When asked to write this blog post I debated about what to say. Should I discuss the difficulties? Should I talk about the highlights, such as when one of our young men goes to a family? Or should it be the incredible generosity so many have shown us? Yet what I came back to was that one without the others is incomplete. It is the generosity of those who care about these boys and give financially that allows others to give their lives. Without these gifts, we cannot have the highlights. A young man who takes a step to discuss with us some of the thoughts that are bothering him, something he hasn’t done well before, is a highlight only in the gloom of the destructive and aggressive behavior that preceded it. In the gloom, the shadows of the process, it’s hard to see the coming highlight. Poor behavior repeated over and over again gives the impression of hopelessness, certainly to the youth and often to the parents. Our job is to fire the flare of hope, repeatedly, in a way that allows the youth to look up and see what they can achieve, even if they don’t currently believe it. When that achievement comes, in the way it did this past week with one of our young men, we celebrate it. We identify to ourselves and that young man the milestone that has been marked and look back over the valley traversed. This gives us the highlight. An insignificant moment to others, but to our boy? Hope. A step away from the fatigue of fighting to change seemingly intractable behavior and a public recognition or achievement. The boy who can’t take a compliment begins to compliment others. A young man to whom wariness is a lifestyle begins to settle down and sleep through the night. Lying decreases, aggressiveness is mollified and real eye contact begins.

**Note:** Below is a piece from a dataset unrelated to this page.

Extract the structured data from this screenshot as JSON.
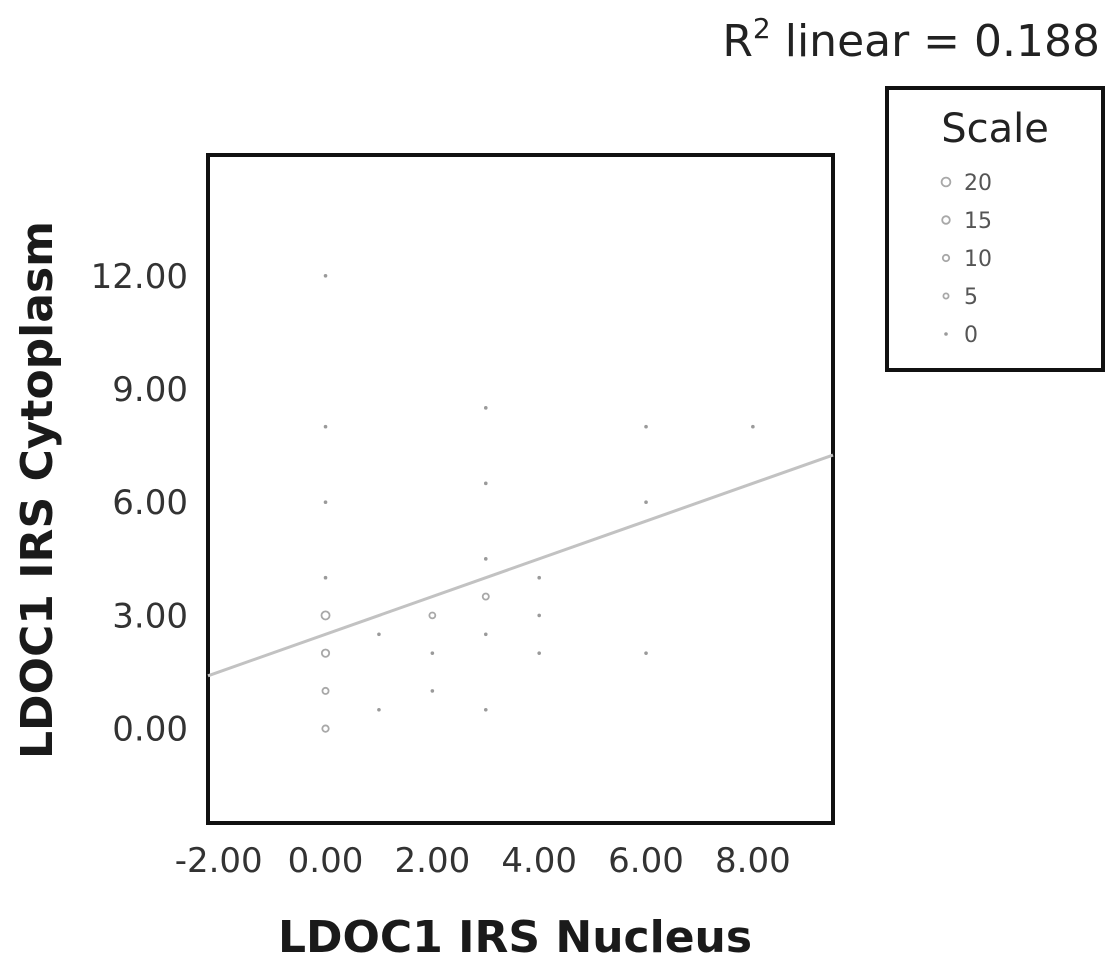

This past week we had a lot of fun playing Sprouts, a modified game of dodgeball in the gym with the boys. The day before we got cursed at for an extended period by one of the boys who didn’t want to serve his consequences. Then there is the young man who handled physical aggressiveness from another boy the right way. Another youth is struggling with dyslexia concurrently with attention deficit disorder making reading extremely difficult. A boy asks us to pray with him for self control when he is angry. Our youngest cleans his room for four days in a row! Another steals from peers at school. The gloom of the difficult, the hope of the highlight and the empowering wave of generosity. All are inevitable or necessary parts of the journey. All are enhanced by the others.
In conclusion we hope that this is encouraging. Undoubtedly you have struggles and while they probably don’t mirror ours they tug at you in similar ways. May you struggle well. May you recognize the victory when it comes. May you enjoy the times of rest and the satisfaction of effort given for what is good. Thank you to those whose generosity allows us to continue. May you be blessed.